Hopefully all of this will help out someone in the future with their SymPy printing issues.

GSoC, Week 6

During week 5, I submitted my pull request. During this past week, I have been working on getting that code to high enough quality to be accepted. It looks like Brian Granger has implemented a change in SymPy’s derivatives in a branch which allows for differentiation of arbitrary things; this includes functions and derivatives, allowing you to take the derivative of an expression with respect to another expression. So in the upcoming week, I’ll be testing how well that can be integrated with physics.mechanics.

This past week, I also started working on the sphinx documentation for the physics.mechanics subsubmodule.  Luke already started a branch for this, so I merged this into my pydy dev branch and got to work. I am currently organizing it in the form: Vector & ReferenceFrame, Kinematics, Masses/Inertias, Forces, and Kane’s Method (and References). This actually follows the order I learned dynamics in my Advanced Dynamics course and also (roughly) the order things were coded in.

So far I filled in the 1st of these, Vector & ReferenceFrame. I first covered all of the math for this, then the code to use it. I did this because the basis vectors are what form other vectors, so you need to have access to them to do any Vector operations. The basis vectors are attributes of ReferenceFrame objects though, which I believe should come after a discussion of Vector (based off of when I learned the concepts).  I also looked through the autolev user’s book; in there they have the example code create reference frames (which automatically creates basis vectors for the user to interact with), and then wait until later for a full discussion of reference frames. I’m not sure which is the better choice for order to discuss things in. Some of the other documentation in SymPy looks more like the autolev manual, with code and math together.  I feel like I might want to switch the order I did Vector & ReferenceFrame in.  Any suggestions here would be nice though.  I think I’ll wait to push the work I’ve done here until I get the chance to organize the commits better, to avoid last week’s issue of changing commit history after pushing; I’ll try and do this on Monday.

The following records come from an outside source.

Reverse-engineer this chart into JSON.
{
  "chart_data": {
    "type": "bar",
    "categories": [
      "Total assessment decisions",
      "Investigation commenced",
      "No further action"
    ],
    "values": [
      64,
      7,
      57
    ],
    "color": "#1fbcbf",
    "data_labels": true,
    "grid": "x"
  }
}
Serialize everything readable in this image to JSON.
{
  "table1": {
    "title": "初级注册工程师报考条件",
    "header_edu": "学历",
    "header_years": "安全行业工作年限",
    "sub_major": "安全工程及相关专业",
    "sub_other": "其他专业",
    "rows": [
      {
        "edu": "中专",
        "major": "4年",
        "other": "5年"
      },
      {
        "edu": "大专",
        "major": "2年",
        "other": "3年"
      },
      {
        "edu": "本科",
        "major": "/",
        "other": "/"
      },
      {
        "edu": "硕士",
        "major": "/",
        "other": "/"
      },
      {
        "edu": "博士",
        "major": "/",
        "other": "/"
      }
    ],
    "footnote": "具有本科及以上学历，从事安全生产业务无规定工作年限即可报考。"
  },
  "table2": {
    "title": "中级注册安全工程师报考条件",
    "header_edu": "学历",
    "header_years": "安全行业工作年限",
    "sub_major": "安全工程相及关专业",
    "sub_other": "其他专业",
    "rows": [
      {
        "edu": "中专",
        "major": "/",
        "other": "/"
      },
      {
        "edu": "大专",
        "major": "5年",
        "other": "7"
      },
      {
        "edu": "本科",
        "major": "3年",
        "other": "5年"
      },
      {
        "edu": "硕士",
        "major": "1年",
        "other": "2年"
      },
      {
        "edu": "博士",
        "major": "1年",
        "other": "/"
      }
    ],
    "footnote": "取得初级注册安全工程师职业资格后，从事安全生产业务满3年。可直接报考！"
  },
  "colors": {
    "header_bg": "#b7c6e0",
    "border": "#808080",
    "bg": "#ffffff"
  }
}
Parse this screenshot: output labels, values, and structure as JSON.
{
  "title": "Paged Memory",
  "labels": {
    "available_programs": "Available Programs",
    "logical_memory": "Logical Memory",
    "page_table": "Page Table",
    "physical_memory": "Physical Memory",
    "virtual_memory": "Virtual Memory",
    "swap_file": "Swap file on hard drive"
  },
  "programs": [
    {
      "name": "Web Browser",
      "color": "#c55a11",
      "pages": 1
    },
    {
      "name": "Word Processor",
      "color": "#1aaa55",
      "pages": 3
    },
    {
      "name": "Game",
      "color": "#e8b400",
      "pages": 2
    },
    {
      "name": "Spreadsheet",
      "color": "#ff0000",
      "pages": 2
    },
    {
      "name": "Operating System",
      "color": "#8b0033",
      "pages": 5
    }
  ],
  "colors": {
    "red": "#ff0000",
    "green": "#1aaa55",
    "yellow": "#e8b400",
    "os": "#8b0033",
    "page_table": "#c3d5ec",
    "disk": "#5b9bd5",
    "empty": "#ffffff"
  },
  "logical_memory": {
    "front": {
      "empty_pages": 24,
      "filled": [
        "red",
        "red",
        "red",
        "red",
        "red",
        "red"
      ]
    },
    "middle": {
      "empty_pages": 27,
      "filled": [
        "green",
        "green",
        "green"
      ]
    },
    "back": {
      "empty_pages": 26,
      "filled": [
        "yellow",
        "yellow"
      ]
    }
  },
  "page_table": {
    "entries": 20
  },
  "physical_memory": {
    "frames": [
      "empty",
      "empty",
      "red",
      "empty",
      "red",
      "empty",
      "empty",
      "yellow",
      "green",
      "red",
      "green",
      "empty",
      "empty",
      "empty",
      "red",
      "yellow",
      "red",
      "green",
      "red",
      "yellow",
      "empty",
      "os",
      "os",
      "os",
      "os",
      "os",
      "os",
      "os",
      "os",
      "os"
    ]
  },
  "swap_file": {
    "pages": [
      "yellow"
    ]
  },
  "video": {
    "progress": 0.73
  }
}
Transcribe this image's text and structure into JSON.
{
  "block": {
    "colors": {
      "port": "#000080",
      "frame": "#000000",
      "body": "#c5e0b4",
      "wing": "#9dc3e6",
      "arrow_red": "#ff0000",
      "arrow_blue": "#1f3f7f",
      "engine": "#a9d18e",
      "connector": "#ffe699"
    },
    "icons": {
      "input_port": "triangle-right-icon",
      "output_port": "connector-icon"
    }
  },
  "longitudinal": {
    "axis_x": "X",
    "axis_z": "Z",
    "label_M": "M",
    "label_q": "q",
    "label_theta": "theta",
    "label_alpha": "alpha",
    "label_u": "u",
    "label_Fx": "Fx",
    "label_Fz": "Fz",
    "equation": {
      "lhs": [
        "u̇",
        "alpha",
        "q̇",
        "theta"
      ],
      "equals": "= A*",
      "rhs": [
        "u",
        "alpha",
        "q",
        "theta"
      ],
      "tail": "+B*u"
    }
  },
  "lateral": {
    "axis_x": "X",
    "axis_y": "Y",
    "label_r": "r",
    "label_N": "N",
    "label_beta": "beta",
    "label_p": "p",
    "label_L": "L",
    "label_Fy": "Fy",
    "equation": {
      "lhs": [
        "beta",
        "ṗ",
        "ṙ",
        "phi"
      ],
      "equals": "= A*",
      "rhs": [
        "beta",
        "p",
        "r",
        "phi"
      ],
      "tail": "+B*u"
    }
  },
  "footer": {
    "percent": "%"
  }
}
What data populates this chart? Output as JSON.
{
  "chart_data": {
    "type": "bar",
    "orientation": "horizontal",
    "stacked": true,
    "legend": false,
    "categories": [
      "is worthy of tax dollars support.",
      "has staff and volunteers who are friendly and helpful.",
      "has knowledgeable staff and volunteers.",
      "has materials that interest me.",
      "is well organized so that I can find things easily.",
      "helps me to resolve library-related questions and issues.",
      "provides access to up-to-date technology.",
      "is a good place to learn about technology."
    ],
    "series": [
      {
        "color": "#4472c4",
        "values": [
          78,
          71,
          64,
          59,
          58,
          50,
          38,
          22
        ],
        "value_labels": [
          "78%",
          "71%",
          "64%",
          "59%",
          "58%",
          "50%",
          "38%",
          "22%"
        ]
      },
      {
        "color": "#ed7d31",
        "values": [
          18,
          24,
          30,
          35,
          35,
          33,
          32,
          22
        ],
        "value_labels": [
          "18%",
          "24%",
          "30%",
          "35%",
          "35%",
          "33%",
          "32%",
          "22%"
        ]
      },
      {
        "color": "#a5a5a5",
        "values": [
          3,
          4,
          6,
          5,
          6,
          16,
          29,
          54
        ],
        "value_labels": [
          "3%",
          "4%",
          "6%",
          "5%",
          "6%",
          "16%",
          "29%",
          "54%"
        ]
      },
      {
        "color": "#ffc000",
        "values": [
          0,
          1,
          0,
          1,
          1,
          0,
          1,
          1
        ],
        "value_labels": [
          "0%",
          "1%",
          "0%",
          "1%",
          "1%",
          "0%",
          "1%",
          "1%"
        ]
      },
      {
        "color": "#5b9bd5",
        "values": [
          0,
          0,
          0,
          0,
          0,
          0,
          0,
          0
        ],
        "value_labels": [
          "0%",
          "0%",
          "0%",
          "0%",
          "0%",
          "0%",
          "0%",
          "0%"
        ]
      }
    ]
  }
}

I think I’ll also have to learn how to make good figures for this, which might involve learning PSTricks, or something of that nature.  A lot of the information/knowledge that you need to understand what is going on in physics.mechanics needs to be communicated visually.  So far I made some sketches by hand and scanned them, so I know what each image should have and can discuss it appropriately, but the quality is certainly lacking. Some vector graphics here would probably be the best choice.

There’s not that much to report this week due to a day of traveling and a lot of documentation work. I’ve learned that putting a ton of  LaTeX markup in the sphinx documentation can be time consuming. I have the feeling that image creation might be the same way. Fortunately, I have the next 2 weeks to spend on documentation. Hopefully I can keep making progress on my pull request this week too.